Comments on: One less open source licence to worry about

By: MJ Ray

MJ Ray — Tue, 19 May 2009 11:46:30 +0000

The Debian process does have lawyers looking at licences, but by referral from the maintainers or managers, rather than routinely (because that would quickly get expensive and/or slow and 99% of licensing problems are obvious application goofs, rather than questions about the actual license).

The OSI process described at http://www.opensource.org/approval and linked pages seems to encourage a lawyer only on the license-advocate side and not require one on the OSI side, unless I missed something? So while that means you’ve almost always got a lawyer involved (good), it means there’s almost always a lawyer on the license-advocate side (bad).
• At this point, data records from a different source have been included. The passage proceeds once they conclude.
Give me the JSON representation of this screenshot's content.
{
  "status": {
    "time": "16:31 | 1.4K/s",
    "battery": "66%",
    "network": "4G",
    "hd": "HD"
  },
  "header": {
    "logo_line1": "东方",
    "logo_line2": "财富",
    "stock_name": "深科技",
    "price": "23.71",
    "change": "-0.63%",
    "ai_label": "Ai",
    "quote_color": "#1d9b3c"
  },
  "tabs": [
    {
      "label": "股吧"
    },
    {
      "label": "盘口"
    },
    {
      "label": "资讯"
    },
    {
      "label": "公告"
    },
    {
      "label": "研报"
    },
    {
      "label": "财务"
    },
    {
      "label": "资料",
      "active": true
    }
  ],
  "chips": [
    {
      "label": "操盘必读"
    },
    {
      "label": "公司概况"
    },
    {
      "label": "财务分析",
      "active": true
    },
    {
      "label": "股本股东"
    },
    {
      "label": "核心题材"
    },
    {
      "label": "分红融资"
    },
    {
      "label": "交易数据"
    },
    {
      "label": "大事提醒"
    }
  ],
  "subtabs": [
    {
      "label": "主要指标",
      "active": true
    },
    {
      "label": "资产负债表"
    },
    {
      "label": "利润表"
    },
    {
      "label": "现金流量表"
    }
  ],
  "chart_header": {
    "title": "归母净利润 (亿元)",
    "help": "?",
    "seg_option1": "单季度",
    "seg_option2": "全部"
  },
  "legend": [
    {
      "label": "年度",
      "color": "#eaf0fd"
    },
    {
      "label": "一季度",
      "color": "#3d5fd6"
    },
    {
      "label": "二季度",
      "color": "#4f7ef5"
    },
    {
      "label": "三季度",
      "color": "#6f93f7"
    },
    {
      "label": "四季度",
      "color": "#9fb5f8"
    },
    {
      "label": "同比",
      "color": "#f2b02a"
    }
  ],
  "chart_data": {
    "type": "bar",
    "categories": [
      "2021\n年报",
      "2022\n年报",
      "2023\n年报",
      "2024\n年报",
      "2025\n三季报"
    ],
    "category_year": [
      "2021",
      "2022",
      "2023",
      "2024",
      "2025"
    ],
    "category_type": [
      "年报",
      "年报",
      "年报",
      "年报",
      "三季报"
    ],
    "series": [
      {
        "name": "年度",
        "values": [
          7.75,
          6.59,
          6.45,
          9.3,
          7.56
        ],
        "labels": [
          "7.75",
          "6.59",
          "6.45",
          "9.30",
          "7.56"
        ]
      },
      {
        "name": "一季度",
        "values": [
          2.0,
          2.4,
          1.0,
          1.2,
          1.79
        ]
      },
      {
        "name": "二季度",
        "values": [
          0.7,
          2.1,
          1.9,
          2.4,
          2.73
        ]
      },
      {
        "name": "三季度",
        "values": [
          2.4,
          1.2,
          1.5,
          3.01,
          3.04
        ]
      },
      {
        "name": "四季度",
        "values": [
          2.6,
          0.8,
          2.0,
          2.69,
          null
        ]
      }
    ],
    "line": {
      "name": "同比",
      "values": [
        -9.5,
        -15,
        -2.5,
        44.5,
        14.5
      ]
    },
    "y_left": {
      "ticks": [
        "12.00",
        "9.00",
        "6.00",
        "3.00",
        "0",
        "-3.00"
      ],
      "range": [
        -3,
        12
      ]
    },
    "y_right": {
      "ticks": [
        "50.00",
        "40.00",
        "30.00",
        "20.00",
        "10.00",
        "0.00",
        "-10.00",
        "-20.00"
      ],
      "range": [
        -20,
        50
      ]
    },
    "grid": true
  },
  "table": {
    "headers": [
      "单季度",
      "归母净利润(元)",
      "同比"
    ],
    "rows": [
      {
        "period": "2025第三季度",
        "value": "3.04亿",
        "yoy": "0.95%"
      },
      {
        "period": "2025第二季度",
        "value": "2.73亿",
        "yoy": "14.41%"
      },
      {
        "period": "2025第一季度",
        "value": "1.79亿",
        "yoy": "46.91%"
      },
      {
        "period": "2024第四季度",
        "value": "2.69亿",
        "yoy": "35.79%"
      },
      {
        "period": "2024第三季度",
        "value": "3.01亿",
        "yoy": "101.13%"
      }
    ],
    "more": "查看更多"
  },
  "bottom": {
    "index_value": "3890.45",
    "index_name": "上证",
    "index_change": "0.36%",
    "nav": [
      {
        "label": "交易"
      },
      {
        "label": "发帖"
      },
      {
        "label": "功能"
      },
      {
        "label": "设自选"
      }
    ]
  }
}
I thought that was why OSI has been such a proliferation catalyst for most of its life, because it’s driven by “please approve our cool new licence” open-sourcer egoism rather than “should we accept this licence?” debianer pragmatism.

Anyway, the recent changes are most welcome. Sinner that repenteth and so on.

By: Ross Gardler

Ross Gardler — Mon, 18 May 2009 12:03:51 +0000

MJ Ray, you note that Debian has been categorising licences for some time and I agree this is very useful.

One advantage of the OSI lists is that the licences are scrutinised by Lawyers before they are published. The OSI job is to ensure a “so-called” open source licence is indeed open source (and thus free software). Furthermore, whilst approval of licences is dependent only on their legal status, the categorisation of licenses is based on actual use.

Does the Debian process have lawyers looking at the licences?

I agree that automated tools are not sufficient in IP management processes. They are helpful, sure, but nothing beats an understanding of the licence terms and a proper audit trail and accountability.

OSS Watch are here to help projects based in the education sector manage their IP correctly.

By: MJ Ray

MJ Ray — Fri, 17 Apr 2009 14:51:58 +0000

I think it’s very clever to educate development teams about licensing. It sounds like there’s not much higher-level support for that yet – would that be accurate?

We need to educate developers and education is part of my company’s mission, right there alongside providing IT services, but it seems we’re very unusual about that. Automation is helpful (again, look at things like machine-readable copyright control from the debian project, which are in their infancy but could be useful soon) but no substitute for education and vigilence.

By: Joakim

Joakim — Fri, 17 Apr 2009 14:38:22 +0000

At the end of the day, keeping track of the licenses in a project manually is impractical. My developers do not understand (and some, frankly, do not care) about the nuances of licenses. As a project manager I have had to educate myself and my team about some basic aspects of the licenses. IP management automation (we use IP Analyzer from Protecode and run it weekly) is the only way we can find out what has crept into the repository, and if the license or copyright is ok for us. I expect continuous IP management will become as common (and necessary) as version control practice.

By: MJ Ray

MJ Ray — Fri, 17 Apr 2009 13:17:27 +0000

Since 1999 at least, debian project contributors have been categorising licences as common-licenses as part of the base-files maintenance. The debian list is better than OSI’s because it’s popularly compiled, based on actual use for actual software and not by studying licences in abstract. You can view one version of the list at http://www.uk.debian.org/legal/licenses/

It’s nice that OSI have finally started doing something similar, but they’re rather late to this effort after years of helping license proliferation by approving licences in abstract without regard to whether they’re popular in either sense.